Título: BUSH MUDA DISCURSO E EVITA DEMITIR ASSESSOR
Autor: José Meirelles Passos
Fonte: O Globo, 19/07/2005, O Mundo, p. 27

Presidente prometera afastar funcionário que identificara agente da CIA, mas agora diz que crime não foi provado

WASHINGTON. Um ano atrás, o presidente dos Estados Unidos, George W. Bush, prometeu que, assim que a Justiça descobrisse qual tinha sido o funcionário da Casa Branca que revelara à imprensa a identidade de uma espiã da CIA (Agência Central de Inteligência) especializada em armas de destruição em massa, ele o demitiria imediatamente.

Ontem, porém, quando lhe perguntaram novamente a respeito do mesmo assunto, o presidente fez uma sutil mas significativa alteração em sua promessa:

- Se alguém aqui cometeu um crime, não vai mais trabalhar em meu governo - afirmou Bush.

Detalhes de testemunho agora revelados

Havia uma claro motivo para a mudança no discurso: sabe-se, agora, que uma das pessoas que fizeram aquela revelação a vários jornalistas é Karl Rove, o principal estrategista político da Casa Branca, conselheiro de Bush desde a época em que ele era governador do Texas e também seu subchefe de Gabinete. A outra é Lewis Libby, chefe de Gabinete do vice-presidente Dick Cheney.

Rove e Libby foram denunciados pelo repórter Matthew Cooper, da revista "Time", em depoimento ao procurador federal Patrick Fitzgerald, que está investigando o caso relacionado à divulgação do nome da agente da CIA, e que o intimara a depor. O jornalista descreveu vários detalhes de seu testemunho na edição da revista desta semana, que chegou ontem às bancas, alimentando ainda mais o escândalo. E isso, aparentemente, obrigou o presidente a alterar sua promessa.

A questão parece se concentrar, agora, num exercício de interpretação que caberá ao procurador federal definir. Uma lei de 1982 determina que é crime um funcionário do governo revelar a identidade de um agente secreto. No entanto, os advogados de Rove e Libby, assim como o Partido Republicano, vêm alegando que eles não cometeram crime algum porque não mencionaram o nome da espiã.
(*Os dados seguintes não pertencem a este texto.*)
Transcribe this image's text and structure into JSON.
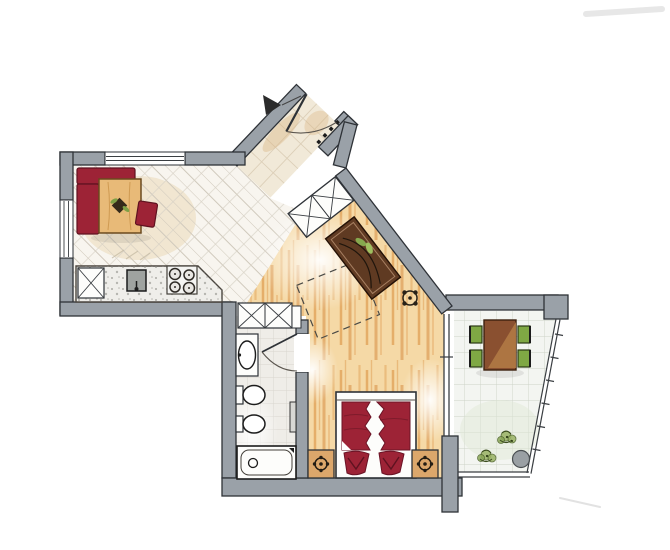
{
  "meta": {
    "title": "apartment-floor-plan",
    "style": "hand-drawn-marker-sketch"
  },
  "palette": {
    "paper": "#ffffff",
    "wall_fill": "#9aa1a8",
    "wall_outline": "#2e3237",
    "tile_floor": "#f8f5ef",
    "tile_line": "#d0c9bc",
    "hall_floor": "#f1e9d8",
    "hall_shade": "#d9b482",
    "wood_base": "#f5d9a6",
    "wood_grain": "#de9b4f",
    "bath_floor": "#efede8",
    "balcony_floor": "#f3f5f1",
    "fixture_white": "#fdfdfb",
    "accent_red": "#9d2336",
    "accent_red_outline": "#5f1220",
    "table_wood": "#e8ba78",
    "sideboard_brown": "#5f3a22",
    "balcony_table": "#8a5030",
    "balcony_table_light": "#b07945",
    "chair_green": "#7fa844",
    "plant_green": "#9ab365",
    "nightstand_tan": "#dca76b",
    "counter_gray": "#efeeea",
    "sink_gray": "#9fa3a0",
    "pot_gray": "#9aa0a4",
    "marker_dark": "#1c1c1c"
  },
  "rooms": [
    {
      "id": "entrance-hall",
      "features": [
        "entrance-door",
        "door-swing",
        "entry-arrow",
        "coat-hooks",
        "hall-wardrobe",
        "tiled-floor"
      ]
    },
    {
      "id": "dining-kitchen",
      "features": [
        "window-top",
        "window-left",
        "corner-bench",
        "dining-table",
        "dining-chair",
        "kitchen-counter",
        "tall-cabinet",
        "sink",
        "stove"
      ]
    },
    {
      "id": "living-area",
      "features": [
        "wood-floor",
        "sideboard",
        "houseplant",
        "rug-outline",
        "floor-plant"
      ]
    },
    {
      "id": "sleeping-area",
      "features": [
        "double-bed",
        "duvets",
        "pillows",
        "nightstand-left",
        "nightstand-right",
        "table-lamps"
      ]
    },
    {
      "id": "bathroom",
      "features": [
        "closet",
        "washbasin",
        "toilet",
        "bidet",
        "bathtub",
        "door",
        "radiator"
      ]
    },
    {
      "id": "balcony",
      "features": [
        "table",
        "chairs",
        "potted-plants",
        "planter-pot",
        "railing",
        "glass-wall"
      ]
    }
  ]
}
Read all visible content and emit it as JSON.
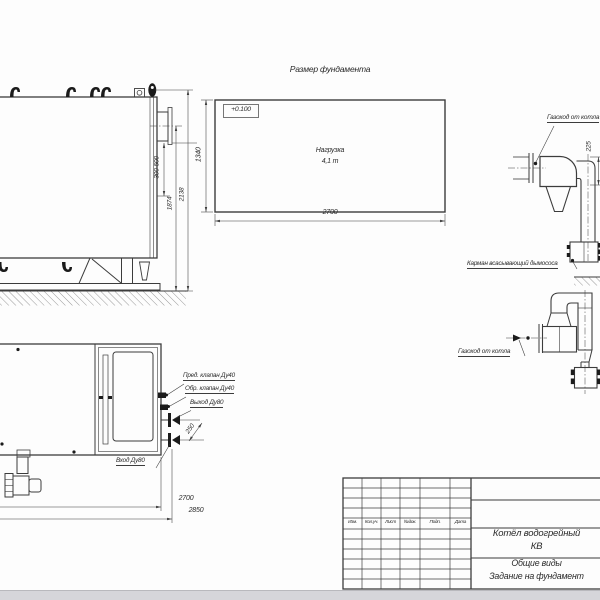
{
  "drawing": {
    "side_view": {
      "dim_nozzle_range": "300-500",
      "dim_height_axis": "1874",
      "dim_total_height": "2138"
    },
    "foundation_plan": {
      "title": "Размер фундамента",
      "level_mark": "+0.100",
      "load_label": "Нагрузка",
      "load_value": "4,1 т",
      "dim_width": "2700",
      "dim_depth": "1340"
    },
    "flue_top": {
      "duct_label": "Газоход от котла",
      "pocket_label": "Карман всасывающий дымососа",
      "dim_height": "225"
    },
    "flue_bottom": {
      "duct_label": "Газоход от котла"
    },
    "plan_view": {
      "safety_valve_label": "Пред. клапан Ду40",
      "check_valve_label": "Обр. клапан Ду40",
      "outlet_label": "Выход Ду80",
      "inlet_label": "Вход Ду80",
      "dim_nozzle_spacing": "250",
      "dim_length_body": "2700",
      "dim_length_total": "2850"
    },
    "title_block": {
      "columns": [
        "Изм.",
        "Кол.уч.",
        "Лист",
        "№док.",
        "Подп.",
        "Дата"
      ],
      "product_line1": "Котёл водогрейный",
      "product_line2": "КВ",
      "doc_line1": "Общие виды",
      "doc_line2": "Задание на фундамент"
    }
  }
}
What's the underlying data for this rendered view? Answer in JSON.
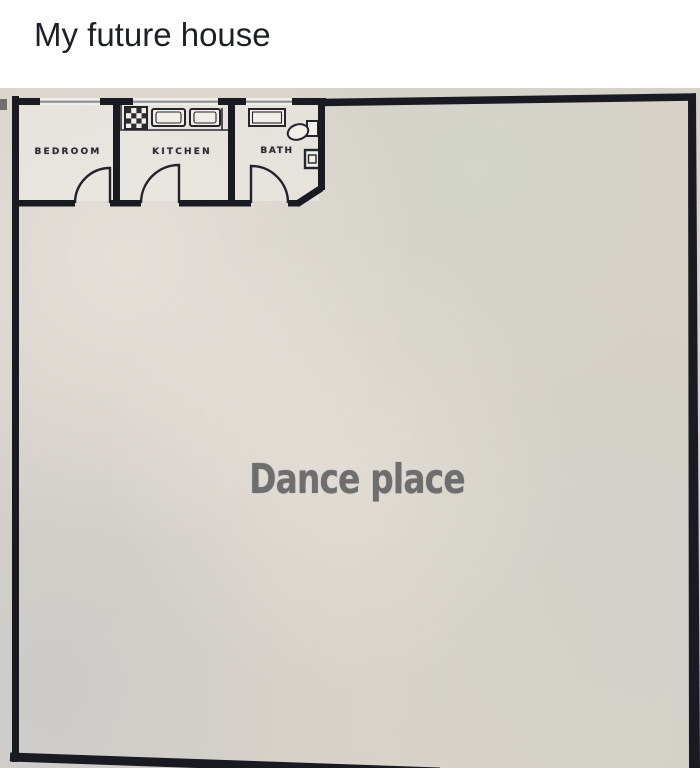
{
  "caption": {
    "text": "My future house",
    "color": "#1d2126",
    "background": "#ffffff"
  },
  "floorplan": {
    "background_color": "#d6d1c9",
    "wall_color": "#1a1a22",
    "window_color": "#8f8f93",
    "fixture_fill": "#f1efe8",
    "labels": {
      "bedroom": "BEDROOM",
      "kitchen": "KITCHEN",
      "bath": "BATH",
      "dance": "Dance place"
    },
    "dance_text_color": "#6e6e6e",
    "fixture_icons": [
      "stove-icon",
      "kitchen-sink-icon",
      "bath-sink-icon",
      "toilet-icon",
      "shower-drain-icon",
      "door-arc-icon"
    ]
  }
}
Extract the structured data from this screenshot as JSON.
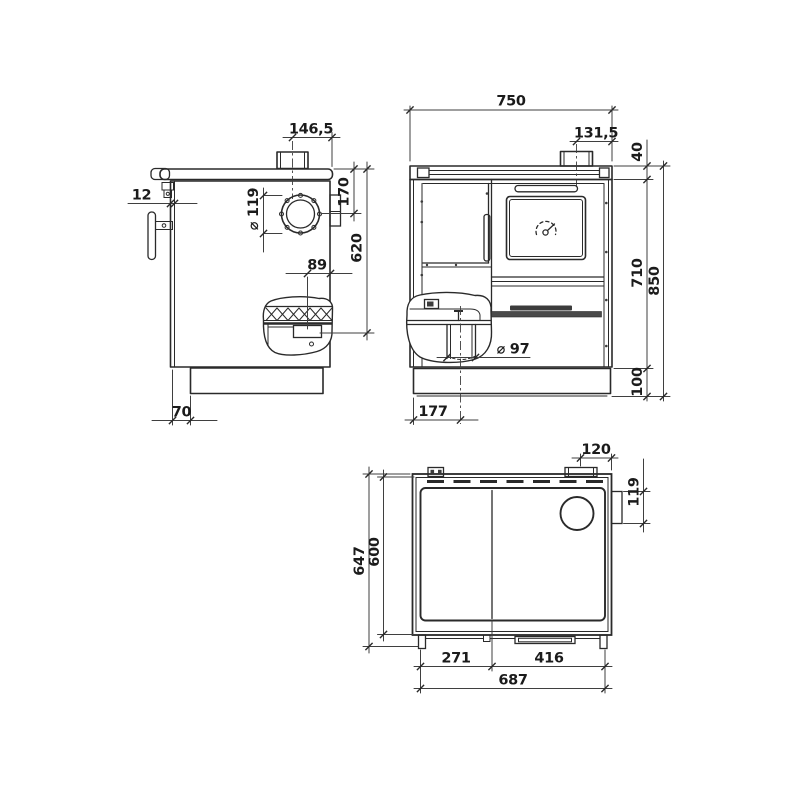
{
  "views": {
    "side": {
      "dims": {
        "flue_center_to_back": "146,5",
        "front_overhang": "12",
        "flue_diameter": "⌀ 119",
        "top_to_flue_center": "170",
        "top_to_rear_outlet": "620",
        "rear_outlet_offset": "89",
        "plinth_recess": "70"
      }
    },
    "front": {
      "dims": {
        "overall_width": "750",
        "flue_center_to_side": "131,5",
        "top_plate_thickness": "40",
        "body_height": "710",
        "overall_height": "850",
        "plinth_height": "100",
        "bottom_outlet_diameter": "⌀ 97",
        "side_to_bottom_outlet": "177"
      }
    },
    "top": {
      "dims": {
        "stub_center_to_side": "120",
        "rear_cover_length": "119",
        "overall_depth": "647",
        "body_depth": "600",
        "hob_left_width": "271",
        "hob_right_width": "416",
        "hob_total_width": "687"
      }
    }
  }
}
Segundo Cooper, os dois funcionários de fato não pronunciaram o nome da espiã - Valerie Plame Wilson - mas foram muito claros a respeito: disseram a ele que "a esposa do embaixador Wilson" era da CIA, era especializada em armas de destruição em massa e tinha sido responsável por uma viagem dele à África. Não foi difícil para o repórter descobrir o nome dela.

Uma forma de o governo americano se vingar

O motivo de tal revelação - que, ao ser publicada, foi atribuída a "altas fontes do governo" - também parecia claro: uma forma de o governo se vingar do embaixador Joseph Wilson, pelo fato de ele ter publicado, poucos dias antes, um artigo no jornal "The New York Times" em que dizia ter sido enviado pela CIA ao Níger, numa missão especial para investigar se Saddam Hussein havia adquirido urânio naquele país para produzir armas nucleares.

No Níger, Wilson constatou que tal negócio jamais fora feito, mas o presidente Bush - num discurso à nação - usou a informação mentirosa para reforçar sua justificativa para invadir o Iraque.